Les zones électorales apportent:
• Plus juste représentation territoriale et plus forte députée :
• Responsabilité directe : le député sait à qui il doit rendre des comptes et le citoyen sait à qui demander un compte;
• réduire l'impact des groupes <x0 coûteux” et des réseaux de listes de clients;
• La course la plus réelle qui ne distinguait pas du tout les numéros de représentation, mais seulement les noms liés aux zones où ils vivent.
Cela transformerait la représentation en citoyenneté, et non en marketing, et détecterait les résultats des partis et des centres de pouvoir.
2) La fixation des sièges à l'Assemblée pour les électeurs en dehors du Kosovo, sans leur refuser le droit de vote.
C'est déjà connu et pratiqué en Europe : la représentation oui, mais précisément définie, non pas pour réformer la prise de décision par rapport à ceux qui votent mais vivent également au sein de l'État.
Les exemples sont clairs:
Italie
Le Parlement italien compte au total 600 membres : 400 députés à la Chambre des députés et 200 sénateurs au Sénat de la République. Sur ce total, la diaspora est représentée par 8 députés et 4 sénateurs -- 12 sur 600 -- représentant seulement 2 % de la représentation parlementaire.
France
L'Assemblée nationale française compte 577 députés, dont seulement 11 représentent la diaspora, soit environ 1,9 % de la représentation totale.
Croatie
Le Parlement croate (Sabor) compte 151 députés, tandis que la diaspora élit les trois députés maximum - environ 2% de la composition parlementaire.
Donc nulle part la diaspora n'est permise d'avoir “équilibrecrucial” pour la majorité politique au sein de l'État.

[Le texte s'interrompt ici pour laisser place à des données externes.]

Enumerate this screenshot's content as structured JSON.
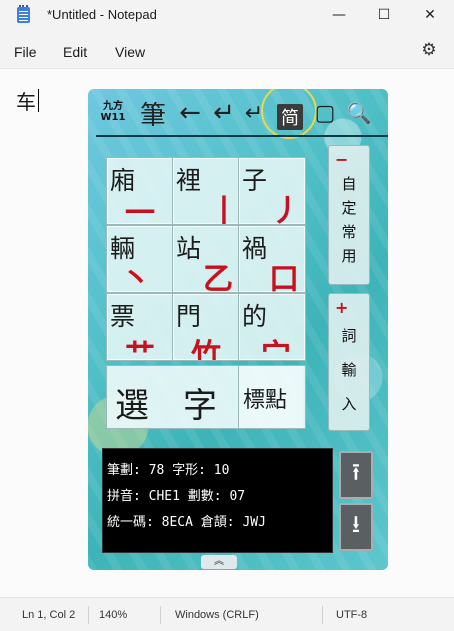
{
  "window": {
    "title": "*Untitled - Notepad",
    "minimize_glyph": "—",
    "maximize_glyph": "☐",
    "close_glyph": "✕"
  },
  "menu": {
    "items": [
      "File",
      "Edit",
      "View"
    ]
  },
  "editor": {
    "text": "车"
  },
  "ime": {
    "toolbar": {
      "logo_line1": "九方",
      "logo_line2": "W11",
      "strokes_label": "筆",
      "back_glyph": "←",
      "enter_glyph": "↵",
      "newline_glyph": "↵",
      "simplified_label": "简",
      "square_glyph": "▢",
      "search_glyph": "🔍"
    },
    "grid": [
      {
        "char": "廂",
        "stroke": "一"
      },
      {
        "char": "裡",
        "stroke": "丨"
      },
      {
        "char": "子",
        "stroke": "丿"
      },
      {
        "char": "輛",
        "stroke": "丶"
      },
      {
        "char": "站",
        "stroke": "乙"
      },
      {
        "char": "禍",
        "stroke": "口"
      },
      {
        "char": "票",
        "stroke": "艹"
      },
      {
        "char": "門",
        "stroke": "竹"
      },
      {
        "char": "的",
        "stroke": "宀"
      }
    ],
    "select_label": "選　字",
    "punctuation_label": "標點",
    "side_top": {
      "sign": "−",
      "chars": [
        "自",
        "定",
        "常",
        "用"
      ]
    },
    "side_bottom": {
      "sign": "+",
      "chars": [
        "詞",
        "輸",
        "入"
      ]
    },
    "info": {
      "line1": "筆劃: 78 字形: 10",
      "line2": "拼音: CHE1 劃數: 07",
      "line3": "統一碼: 8ECA 倉頡: JWJ"
    },
    "up_glyph": "⭱",
    "down_glyph": "⭳",
    "expand_glyph": "︽"
  },
  "status": {
    "position": "Ln 1, Col 2",
    "zoom": "140%",
    "line_ending": "Windows (CRLF)",
    "encoding": "UTF-8"
  },
  "colors": {
    "stroke_red": "#c8101e",
    "panel_teal": "#3db4b8",
    "ring_yellow": "#e8d94a"
  }
}
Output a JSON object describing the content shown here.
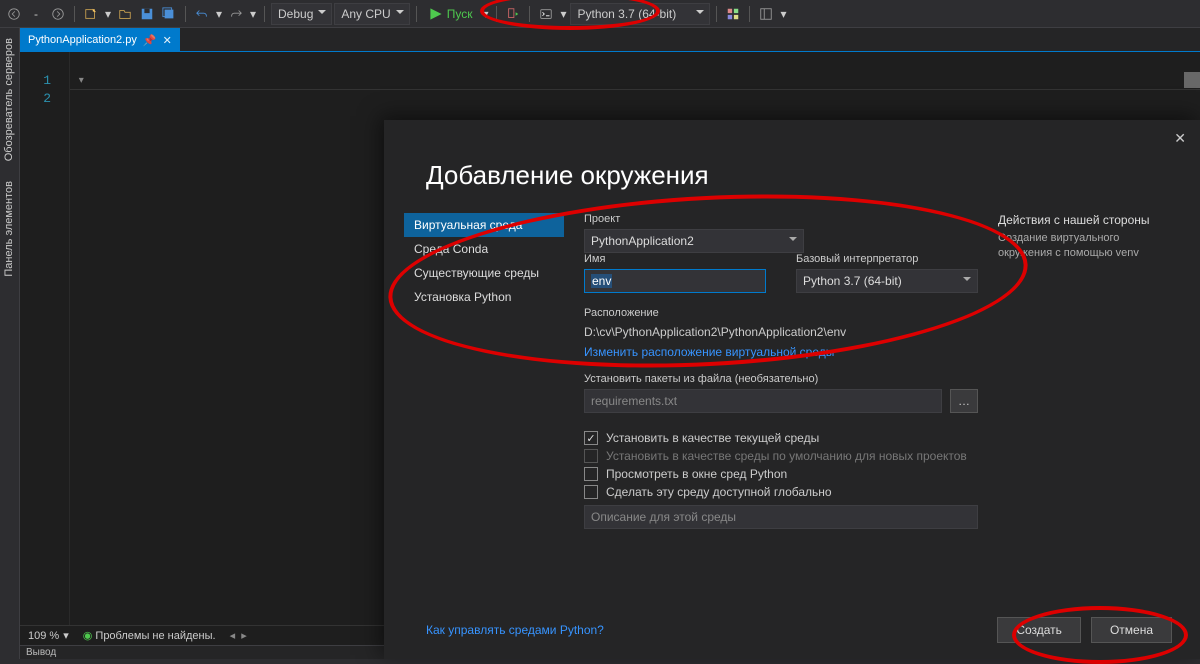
{
  "toolbar": {
    "config": "Debug",
    "platform": "Any CPU",
    "run_label": "Пуск",
    "interpreter": "Python 3.7 (64-bit)"
  },
  "side_tabs": {
    "server_explorer": "Обозреватель серверов",
    "toolbox": "Панель элементов"
  },
  "doc_tab": {
    "filename": "PythonApplication2.py"
  },
  "editor": {
    "line_numbers": [
      "1",
      "2"
    ]
  },
  "status": {
    "zoom": "109 %",
    "problems": "Проблемы не найдены."
  },
  "output_label": "Вывод",
  "modal": {
    "title": "Добавление окружения",
    "nav": {
      "virtualenv": "Виртуальная среда",
      "conda": "Среда Conda",
      "existing": "Существующие среды",
      "install": "Установка Python"
    },
    "fields": {
      "project_label": "Проект",
      "project_value": "PythonApplication2",
      "name_label": "Имя",
      "name_value": "env",
      "base_label": "Базовый интерпретатор",
      "base_value": "Python 3.7 (64-bit)",
      "location_label": "Расположение",
      "location_value": "D:\\cv\\PythonApplication2\\PythonApplication2\\env",
      "change_location_link": "Изменить расположение виртуальной среды",
      "packages_label": "Установить пакеты из файла (необязательно)",
      "packages_placeholder": "requirements.txt",
      "cb_set_current": "Установить в качестве текущей среды",
      "cb_set_default": "Установить в качестве среды по умолчанию для новых проектов",
      "cb_view_window": "Просмотреть в окне сред Python",
      "cb_make_global": "Сделать эту среду доступной глобально",
      "desc_placeholder": "Описание для этой среды"
    },
    "side": {
      "title": "Действия с нашей стороны",
      "body": "Создание виртуального окружения с помощью venv"
    },
    "footer": {
      "help_link": "Как управлять средами Python?",
      "create": "Создать",
      "cancel": "Отмена"
    }
  }
}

Parce que la démocratie fonctionne en équilibre : la représentation pour la diaspora, mais la prise de décision primaire par ceux qui vivent chaque jour par les conséquences de leur choix.
Aucune de ces démocraties européennes n'autorise le vote des citoyens non résidents à avoir un effet disproportionné sur la formation de la majorité parlementaire. Il n'est donc pas permis que les électeurs résidents de “soient absents de non-résidents qui n'ont aucun fardeau financier et qui sont sans responsabilité institutionnelle directe dans l'État dont ils ne sont pas résidents!
3) Restriction de la prise de décision du gouvernement après la proclamation des élections
C'est le point qui renforce directement l'intégrité et ne permet pas de violer l'égalité de la race. Après la déclaration électorale, le gouvernement ne peut se comporter comme un parti en campagne avec les clés de l'arche d'État en main. Vous devez :
• Les gouvernements aux compétences limitées et à la prise de décisions bien définies;
• L'arrêt des décisions budgétaires ayant un impact électoral (à ce jour, augmentation des salaires/missions, programmes improvisés, etc.);
• La transparence et le contrôle strict de toute décision financière.
Parce que nous avons une course dans laquelle un parti distribue de l'argent public pour le vote, et les autres campagnes avec des mots et des promesses. C'est la démocratie. C'est une inégalité institutionnalisée.
Finalement, ces trois questions ne sont pas une rhétorique vide de sens. Ce sont des mesures concrètes qui transforment le processus en un processus de suivi, assurent une concurrence égale et produisent une représentation équitable et des résultats incomplets.
Par conséquent, l'opposition, tous ensemble et unanimement, doit s'engager à tout prix pour ces changements qui garantissent des élections correctes et renforcent la démocratie dans notre pays. L'opposition n'ose plus légitimer avec la participation un processus saisi et instrumental par le pouvoir. Pas sans réforme et pas sans changements que le processus électoral rend libres, égaux et justes.